Is Blogging Your Thing?

I'm finding it to be helpful...

1 comment:

  1. I figured it would be fitting to know how it got started although there are a lot of versions. This is one:

    The History of Blogging

    The origins of blogging go further back than the Internet to the days of personal diaries, chronicles and other written forms of personal musings. Today, a blog is considered to be a Web page that serves as a publicly accessible personal journal for an individual or company. Blogs are typically written in chronological order and displayed in reverse chronological order to the reader. Online media, such as discussion forums and e-mail lists are also considered to be predecessors to the blog.
    The word blog itself is a play on the words Weblog, as most blogs will be displayed in a journal or log entry format, where most are updated daily or more frequently than most Web sites would be. Blogs often reflect the personality of the author or the company employees they represent. To this end the most accurate and fitting evolution of today's blog comes from online diaries where the diarist would keep an online journal of themselves.

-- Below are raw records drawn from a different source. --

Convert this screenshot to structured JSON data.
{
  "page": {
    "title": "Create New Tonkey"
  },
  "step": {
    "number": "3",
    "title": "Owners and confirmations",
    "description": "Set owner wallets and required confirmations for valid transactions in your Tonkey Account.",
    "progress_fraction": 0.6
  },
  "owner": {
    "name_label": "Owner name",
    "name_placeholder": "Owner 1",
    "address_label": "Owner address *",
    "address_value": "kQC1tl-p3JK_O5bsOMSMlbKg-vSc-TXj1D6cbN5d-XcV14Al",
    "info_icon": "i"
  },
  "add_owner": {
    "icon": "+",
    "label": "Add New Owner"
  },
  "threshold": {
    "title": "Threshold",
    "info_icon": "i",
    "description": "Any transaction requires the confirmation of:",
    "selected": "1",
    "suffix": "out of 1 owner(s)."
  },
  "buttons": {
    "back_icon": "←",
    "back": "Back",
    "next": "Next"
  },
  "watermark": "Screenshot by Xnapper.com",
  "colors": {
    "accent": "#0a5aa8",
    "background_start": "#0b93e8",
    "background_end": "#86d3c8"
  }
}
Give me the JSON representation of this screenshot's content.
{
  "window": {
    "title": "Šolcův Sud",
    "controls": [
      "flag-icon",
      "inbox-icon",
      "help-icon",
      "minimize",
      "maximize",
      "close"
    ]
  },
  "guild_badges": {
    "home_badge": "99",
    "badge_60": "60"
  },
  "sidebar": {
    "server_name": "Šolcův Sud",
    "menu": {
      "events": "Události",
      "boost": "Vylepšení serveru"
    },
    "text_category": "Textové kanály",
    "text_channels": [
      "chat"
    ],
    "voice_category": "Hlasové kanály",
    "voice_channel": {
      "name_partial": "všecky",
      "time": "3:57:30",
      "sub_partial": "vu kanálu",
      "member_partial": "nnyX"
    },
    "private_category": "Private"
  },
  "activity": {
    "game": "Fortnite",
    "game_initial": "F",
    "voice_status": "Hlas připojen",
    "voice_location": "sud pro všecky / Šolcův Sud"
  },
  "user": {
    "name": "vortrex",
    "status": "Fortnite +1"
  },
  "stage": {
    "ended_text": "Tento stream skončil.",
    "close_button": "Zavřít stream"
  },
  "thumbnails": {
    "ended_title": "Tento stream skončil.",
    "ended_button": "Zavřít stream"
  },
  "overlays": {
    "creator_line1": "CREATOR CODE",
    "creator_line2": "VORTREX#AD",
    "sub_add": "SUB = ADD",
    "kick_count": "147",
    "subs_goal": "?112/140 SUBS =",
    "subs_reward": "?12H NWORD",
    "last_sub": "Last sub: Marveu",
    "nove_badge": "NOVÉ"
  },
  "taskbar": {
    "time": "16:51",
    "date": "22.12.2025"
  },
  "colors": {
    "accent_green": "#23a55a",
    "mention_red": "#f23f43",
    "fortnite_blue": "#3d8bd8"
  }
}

    Other popular forms of blogging in business have included updates published by using the finger protocol. This was a widely popular delivery method for online journals in the mid 1990's — made popular by 3D game developers, such as id Software and 3DRealms, who used the finger protocol to provide news and interesting details about in-development games to their fans.

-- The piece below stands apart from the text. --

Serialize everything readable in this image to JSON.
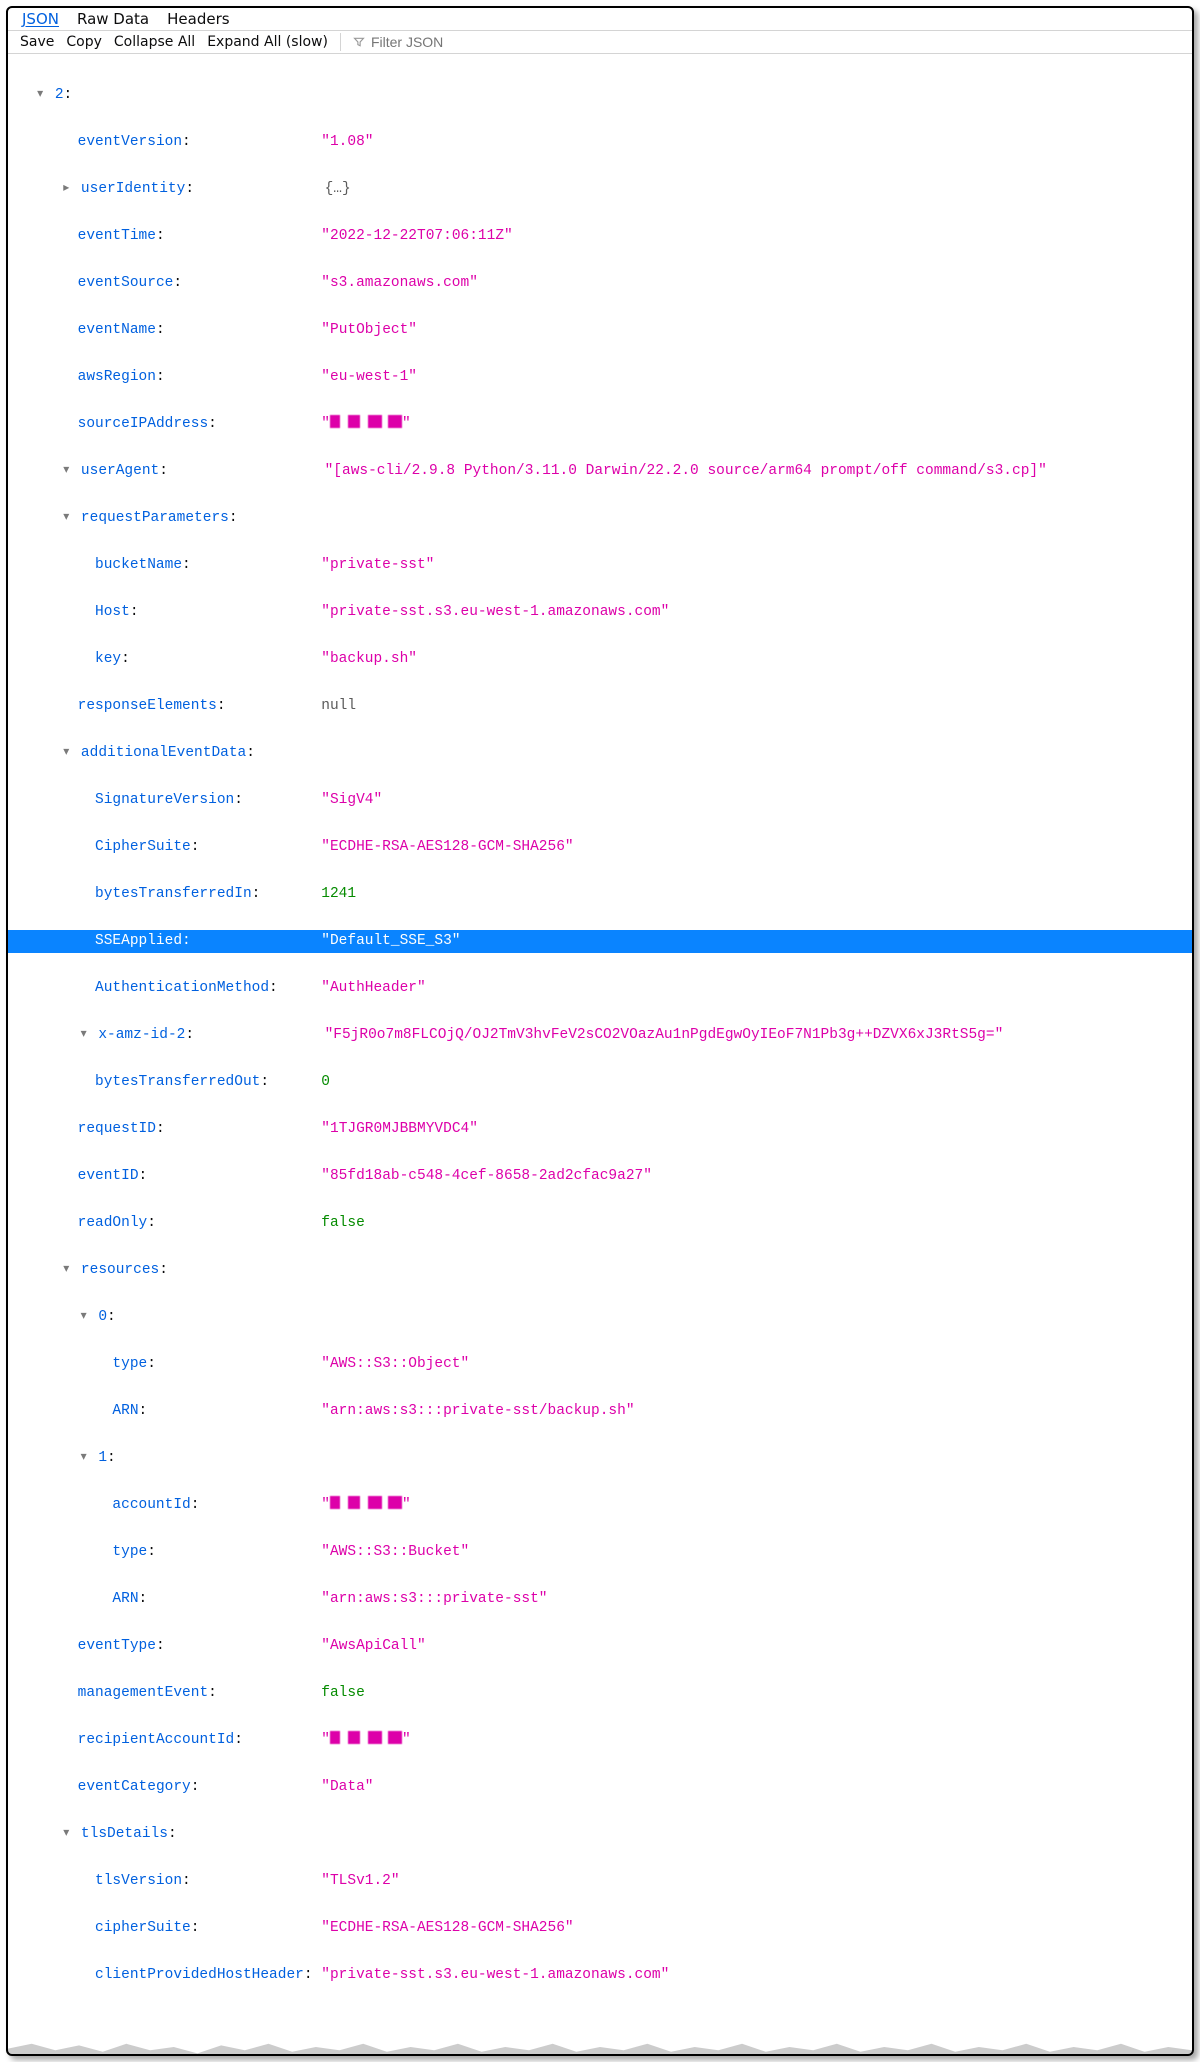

    The Origins of the Word Blog
    The Blog Herald cites the origins of the term weblog to G. Raikundalia & M. Rees, two lecturers from Bond University on the Gold Coast. The term was first used in a paper titled "Exploiting the World-Wide Web for Electronic Meeting Document Analysis and Management." Popular use of the term Weblog as we know it today is from Jorn Barger of the Weblog Robot Wisdom (robotwisdom.com) in December 1997. Barger coined the term weblog meaning logging the Web. In 1999 programmer Peter Merholz shortened the term weblog to blog.